British savers will have to find an additional £10,000 each year from now until they retire if the nation is to close the growing so-called “savings gap” between incomes and retirement needs, according to a new report from Deloitte.
The firm forecasts that the savings gap could hit £350bn by 2050 – almost £32bn more than estimated just five years ago. And if the population grows more quickly, Deloitte said the gap could be even bigger, topping £374bn by 2050.
The report argues that a combination of strong population growth, pressure on public spending, the gradual closure of defined benefit pension schemes and the rising cost of healthcare are all contributing to the growing gap between what people earn and what they will need to save in order to be able to retire.
Andrew Power, an investment management partner at Deloitte, said: “Despite welcome efforts by the government to tackle the savings gap through auto-enrolment and raising the pensions age, challenges still exist. People are living longer; many would rather spend today rather than save for tomorrow; and few know how much they actually have tucked away.”
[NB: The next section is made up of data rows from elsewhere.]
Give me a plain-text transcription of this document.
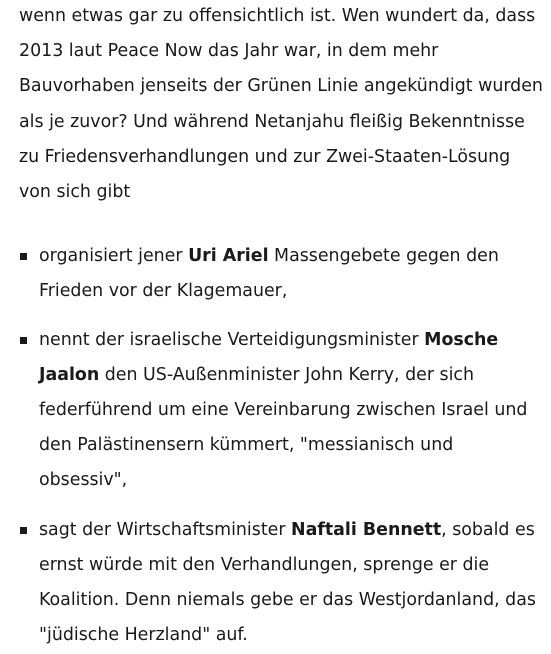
wenn etwas gar zu offensichtlich ist. Wen wundert da, dass 2013 laut Peace Now das Jahr war, in dem mehr Bauvorhaben jenseits der Grünen Linie angekündigt wurden als je zuvor? Und während Netanjahu fleißig Bekenntnisse zu Friedensverhandlungen und zur Zwei-Staaten-Lösung von sich gibt

organisiert jener Uri Ariel Massengebete gegen den Frieden vor der Klagemauer,
nennt der israelische Verteidigungsminister Mosche Jaalon den US-Außenminister John Kerry, der sich federführend um eine Vereinbarung zwischen Israel und den Palästinensern kümmert, "messianisch und obsessiv",
sagt der Wirtschaftsminister Naftali Bennett, sobald es ernst würde mit den Verhandlungen, sprenge er die Koalition. Denn niemals gebe er das Westjordanland, das "jüdische Herzland" auf.
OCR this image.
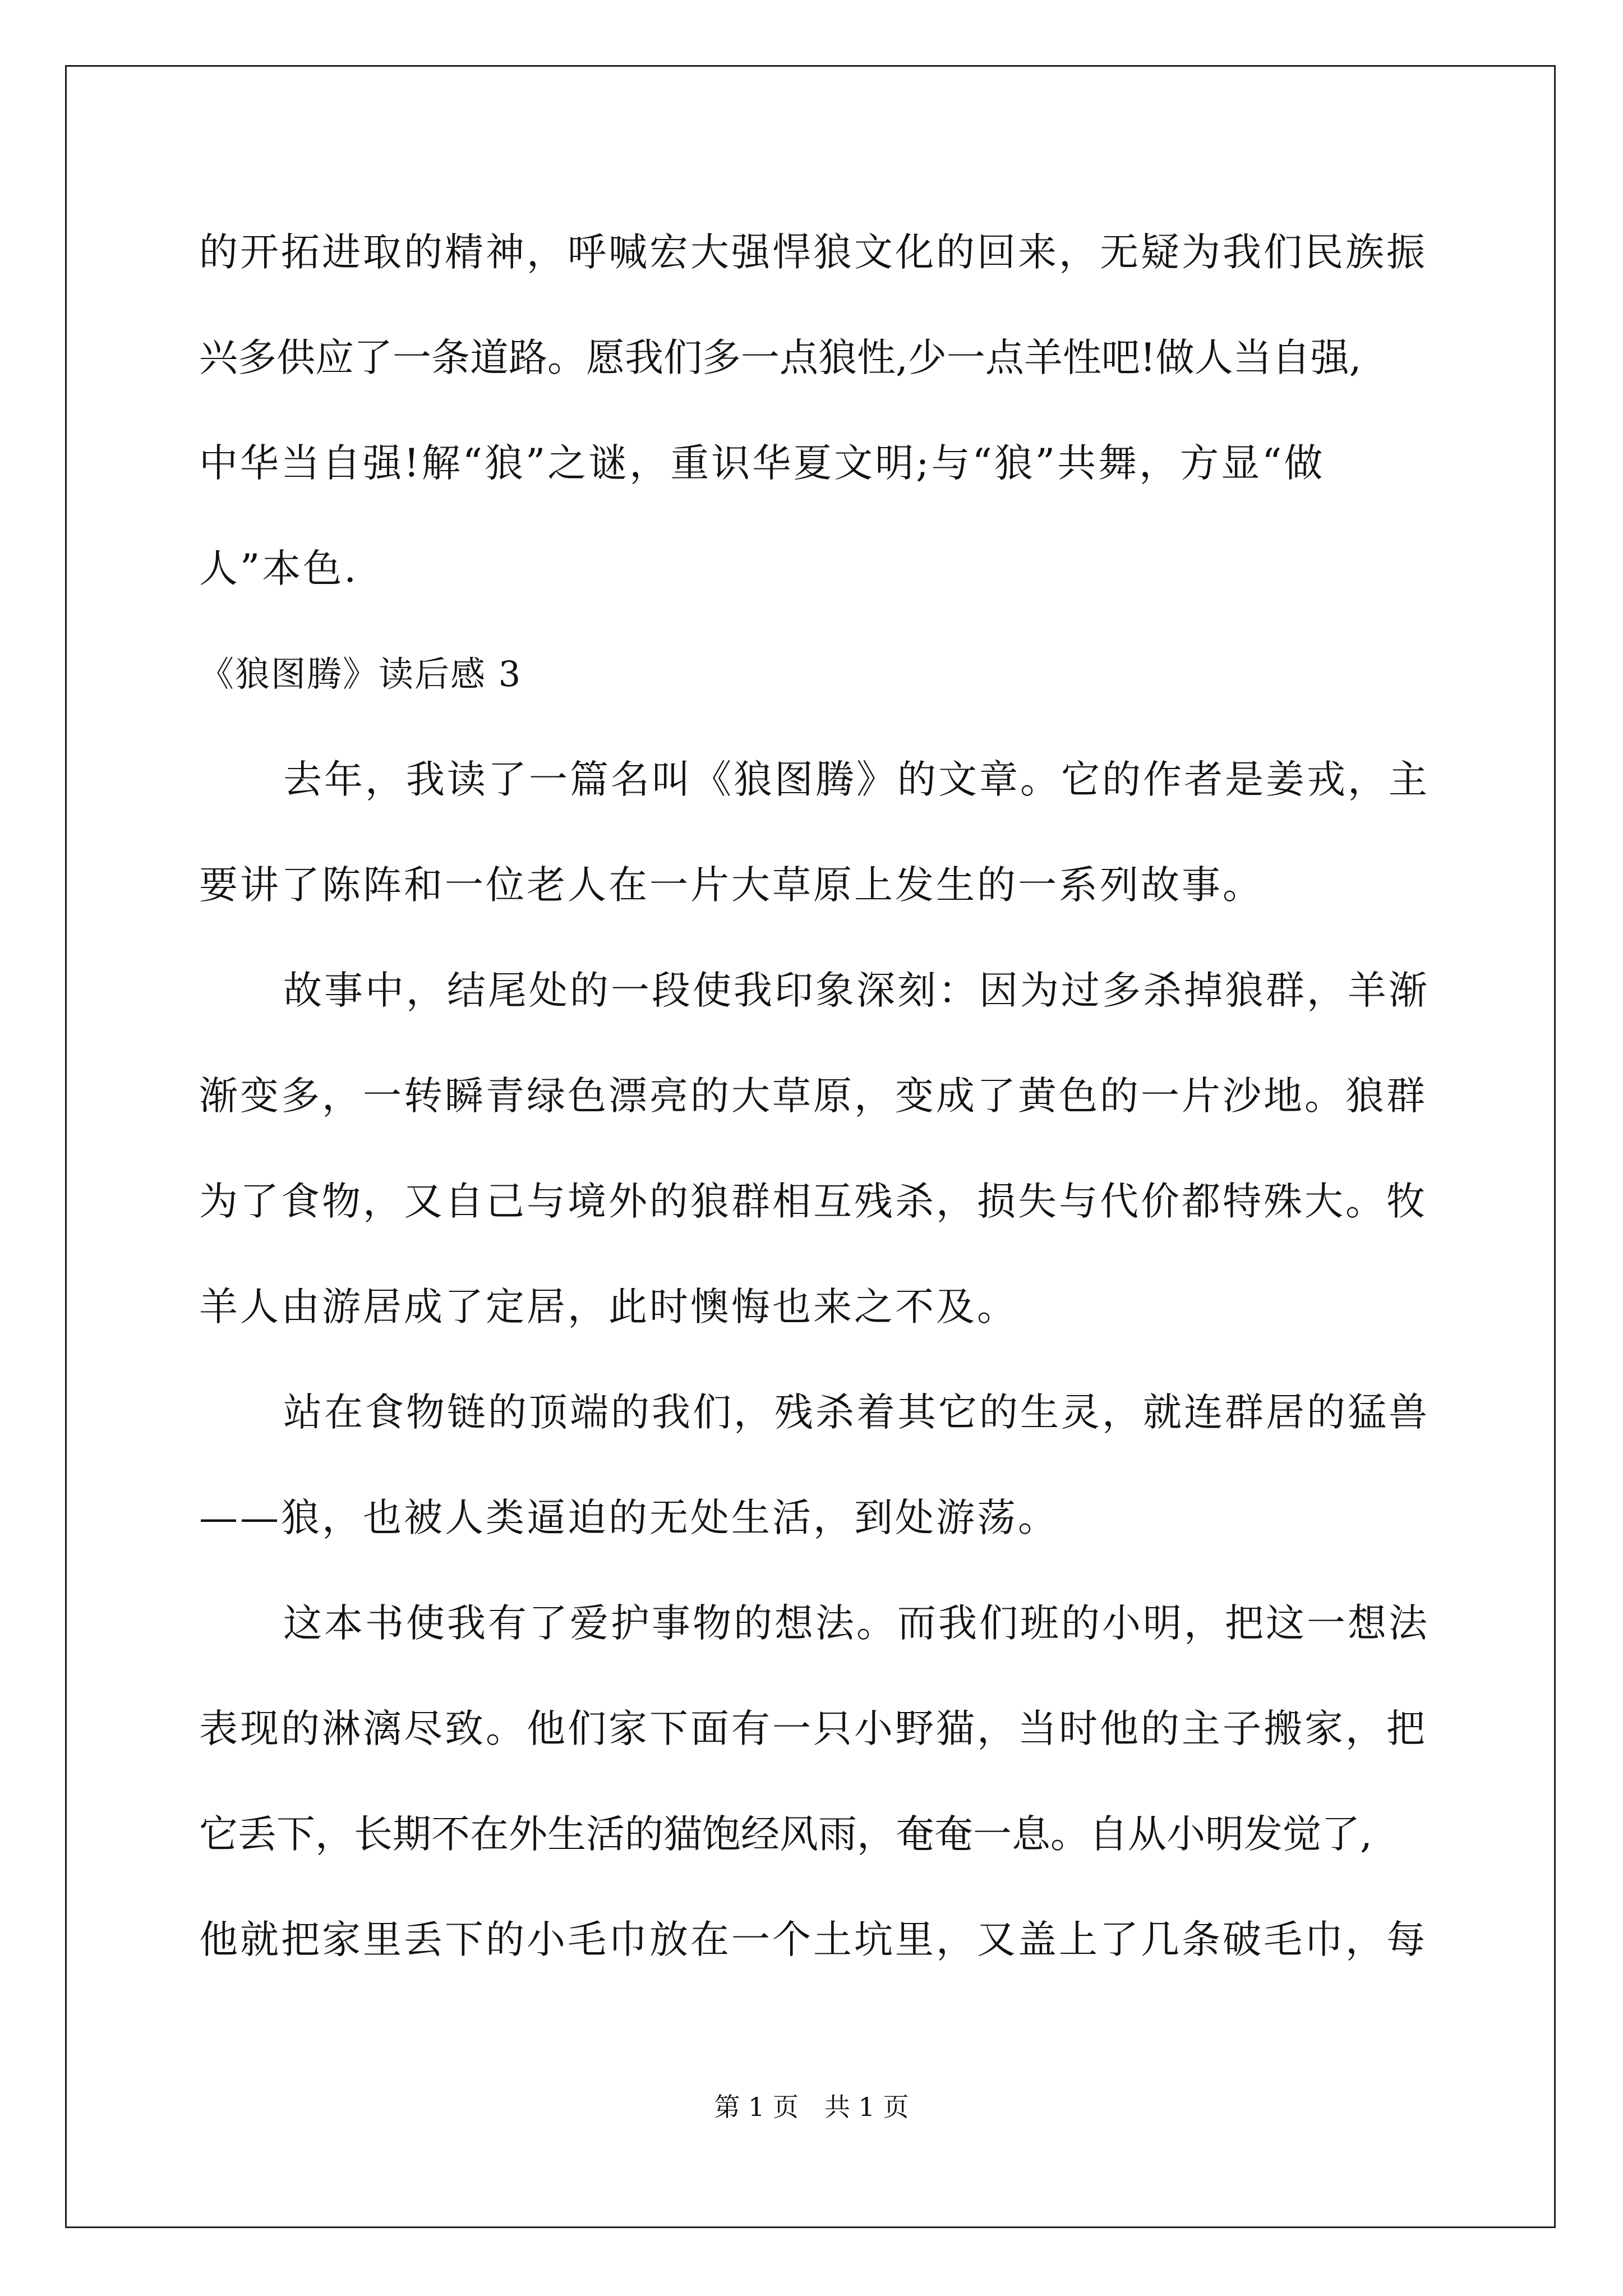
的开拓进取的精神，呼喊宏大强悍狼文化的回来，无疑为我们民族振
兴多供应了一条道路。愿我们多一点狼性,少一点羊性吧!做人当自强,
中华当自强!解“狼”之谜，重识华夏文明;与“狼”共舞，方显“做
人”本色.
《狼图腾》读后感 3
去年，我读了一篇名叫《狼图腾》的文章。它的作者是姜戎，主
要讲了陈阵和一位老人在一片大草原上发生的一系列故事。
故事中，结尾处的一段使我印象深刻：因为过多杀掉狼群，羊渐
渐变多，一转瞬青绿色漂亮的大草原，变成了黄色的一片沙地。狼群
为了食物，又自己与境外的狼群相互残杀，损失与代价都特殊大。牧
羊人由游居成了定居，此时懊悔也来之不及。
站在食物链的顶端的我们，残杀着其它的生灵，就连群居的猛兽
——狼，也被人类逼迫的无处生活，到处游荡。
这本书使我有了爱护事物的想法。而我们班的小明，把这一想法
表现的淋漓尽致。他们家下面有一只小野猫，当时他的主子搬家，把
它丢下，长期不在外生活的猫饱经风雨，奄奄一息。自从小明发觉了,
他就把家里丢下的小毛巾放在一个土坑里，又盖上了几条破毛巾，每
第 1 页　共 1 页
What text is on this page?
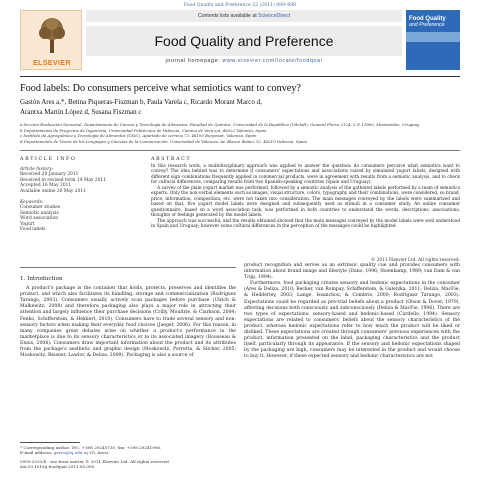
Food Quality and Preference 22 (2011) 689–698
ELSEVIER
Contents lists available at ScienceDirect
Food Quality and Preference
journal homepage: www.elsevier.com/locate/foodqual
Food Quality
and Preference
Food labels: Do consumers perceive what semiotics want to convey?
Gastón Ares a,*, Betina Piqueras-Fiszman b, Paula Varela c, Ricardo Morant Marco d,
Arantxa Martín López d, Susana Fiszman c
a Sección Evaluación Sensorial, Departamento de Ciencia y Tecnología de Alimentos, Facultad de Química, Universidad de la República (UdelaR), General Flores 2124, C.P. 11800, Montevideo, Uruguay
b Departamento de Proyectos de Ingeniería, Universidad Politécnica de Valencia, Camino de Vera s/n, 46022 Valencia, Spain
c Instituto de Agroquímica y Tecnología de Alimentos (CSIC), Apartado de correos 73, 46100 Burjassot, Valencia, Spain
d Departamento de Teoría de los Lenguajes y Ciencias de la Comunicación, Universidad de Valencia, Av. Blasco Ibáñez 32, 46010 Valencia, Spain
ARTICLE INFO	ABSTRACT
Article history:
Received 20 January 2011
Received in revised form 14 May 2011
Accepted 16 May 2011
Available online 20 May 2011
Keywords:
Consumer studies
Semiotic analysis
Word association
Yogurt
Food labels

In this research work, a multidisciplinary approach was applied to answer the question: do consumers perceive what semiotics want to convey? The idea behind was to determine if consumers' expectations and associations raised by simulated yogurt labels, designed with different sign combinations frequently applied in commercial products, were in agreement with results from a semiotic analysis, and to check for cultural differences, comparing results from two Spanish-speaking countries (Spain and Uruguay).

A survey of the plain yogurt market was performed, followed by a semiotic analysis of the gathered labels performed by a team of semiotics experts. Only the non-verbal elements such as images, visual structure, colors, typography and their combinations, were considered, so brand, price, information, composition, etc. were not taken into consideration. The main messages conveyed by the labels were summarized and based on that, five yogurt model labels were designed and subsequently used as stimuli in a consumer study. An online consumer questionnaire, based on a word association task, was performed in both countries to understand the words, descriptions, associations, thoughts or feelings generated by the model labels.

The approach was successful, and the results obtained showed that the main messages conveyed by the model labels were well understood in Spain and Uruguay; however some cultural differences in the perception of the messages could be highlighted.

© 2011 Elsevier Ltd. All rights reserved.
1. Introduction

A product's package is the container that holds, protects, preserves and identifies the product, and which also facilitates its handling, storage and commercialization (Rodríguez Tarango, 2003). Consumers usually actively scan packages before purchase (Ulrich & Malkewitz, 2008) and therefore packaging also plays a major role in attracting their attention and largely influence their purchase decisions (Crilly, Moultrie, & Clarkson, 2004; Fenko, Schifferstein, & Hekkert, 2010). Consumers have to trade several sensory and non-sensory factors when making their everyday food choices (Jaeger, 2006). For this reason, in many companies great debates arise on whether a product's performance in the marketplace is due to its sensory characteristics or to its associated imagery (Rousseau & Ennis, 2008). Consumers draw important information about the product and its attributes from the package's aesthetic and graphic design (Moskowitz, Porretta, & Silcher, 2005; Moskowitz, Reisner, Lawlor, & Deliza, 2009). Packaging is also a source of

product recognition and serves as an extrinsic quality cue and provides consumers with information about brand image and lifestyle (Dano, 1996; Steenkamp, 1989; van Dam & van Trijp, 1994).

Furthermore, food packaging creates sensory and hedonic expectations in the consumer (Ares & Deliza, 2010; Becker, van Rompay, Schifferstein, & Galetzka, 2011; Deliza, MacFie, & Hedderley, 2003; Lange, Issanchou, & Combris, 2000; Rodríguez Tarango, 2003). Expectations could be regarded as pre-trial beliefs about a product (Olson & Dover, 1979), affecting decisions both consciously and subconsciously (Deliza & MacFie, 1996). There are two types of expectations: sensory-based and hedonic-based (Cardello, 1994). Sensory expectations are related to consumers' beliefs about the sensory characteristics of the product, whereas hedonic expectations refer to how much the product will be liked or disliked. These expectations are created through consumers' previous experiences with the product, information presented on the label, packaging characteristics and the product itself, particularly through its appearance. If the sensory and hedonic expectations shaped by the packaging are high, consumers may be interested in the product and would choose to buy it. However, if these expected sensory and hedonic characteristics are not

* Corresponding author. Tel.: +598 29245735; fax: +598 29241906.
E-mail address: gares@fq.edu.uy (G. Ares).
0950-3293/$ - see front matter © 2011 Elsevier Ltd. All rights reserved.
doi:10.1016/j.foodqual.2011.05.008
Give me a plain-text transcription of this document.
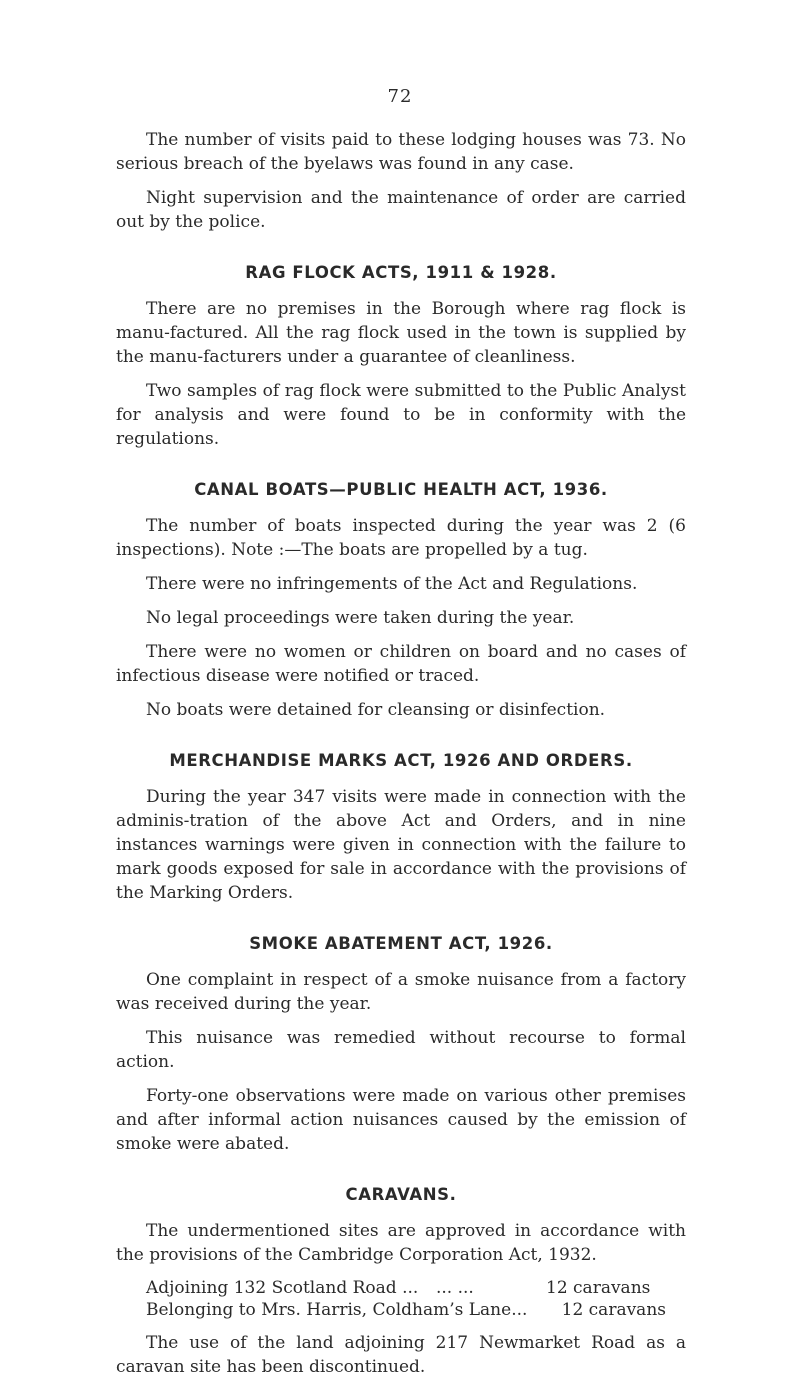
72

The number of visits paid to these lodging houses was 73. No serious breach of the byelaws was found in any case.

Night supervision and the maintenance of order are carried out by the police.

RAG FLOCK ACTS, 1911 & 1928.

There are no premises in the Borough where rag flock is manu-factured. All the rag flock used in the town is supplied by the manu-facturers under a guarantee of cleanliness.

Two samples of rag flock were submitted to the Public Analyst for analysis and were found to be in conformity with the regulations.

CANAL BOATS—PUBLIC HEALTH ACT, 1936.

The number of boats inspected during the year was 2 (6 inspections). Note :—The boats are propelled by a tug.

There were no infringements of the Act and Regulations.

No legal proceedings were taken during the year.

There were no women or children on board and no cases of infectious disease were notified or traced.

No boats were detained for cleansing or disinfection.

MERCHANDISE MARKS ACT, 1926 AND ORDERS.

During the year 347 visits were made in connection with the adminis-tration of the above Act and Orders, and in nine instances warnings were given in connection with the failure to mark goods exposed for sale in accordance with the provisions of the Marking Orders.

SMOKE ABATEMENT ACT, 1926.

One complaint in respect of a smoke nuisance from a factory was received during the year.

This nuisance was remedied without recourse to formal action.

Forty-one observations were made on various other premises and after informal action nuisances caused by the emission of smoke were abated.

CARAVANS.

The undermentioned sites are approved in accordance with the provisions of the Cambridge Corporation Act, 1932.

Adjoining 132 Scotland Road ...	... ...	12 caravans
Belonging to Mrs. Harris, Coldham’s Lane ...	12 caravans

The use of the land adjoining 217 Newmarket Road as a caravan site has been discontinued.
“Separately, the government is no longer as generous with tax incentives,” he added. “If savers want a particular standard of living at retirement, then they will need a greater awareness of what must be saved today.”
Deloitte said that the investment management industry needs to work with government in order to motivate people to save more. Mark Ward, head of investment management, said: “Savings products should be simple and jargon-free and providers will need to be transparent on what they can achieve in terms of savings.”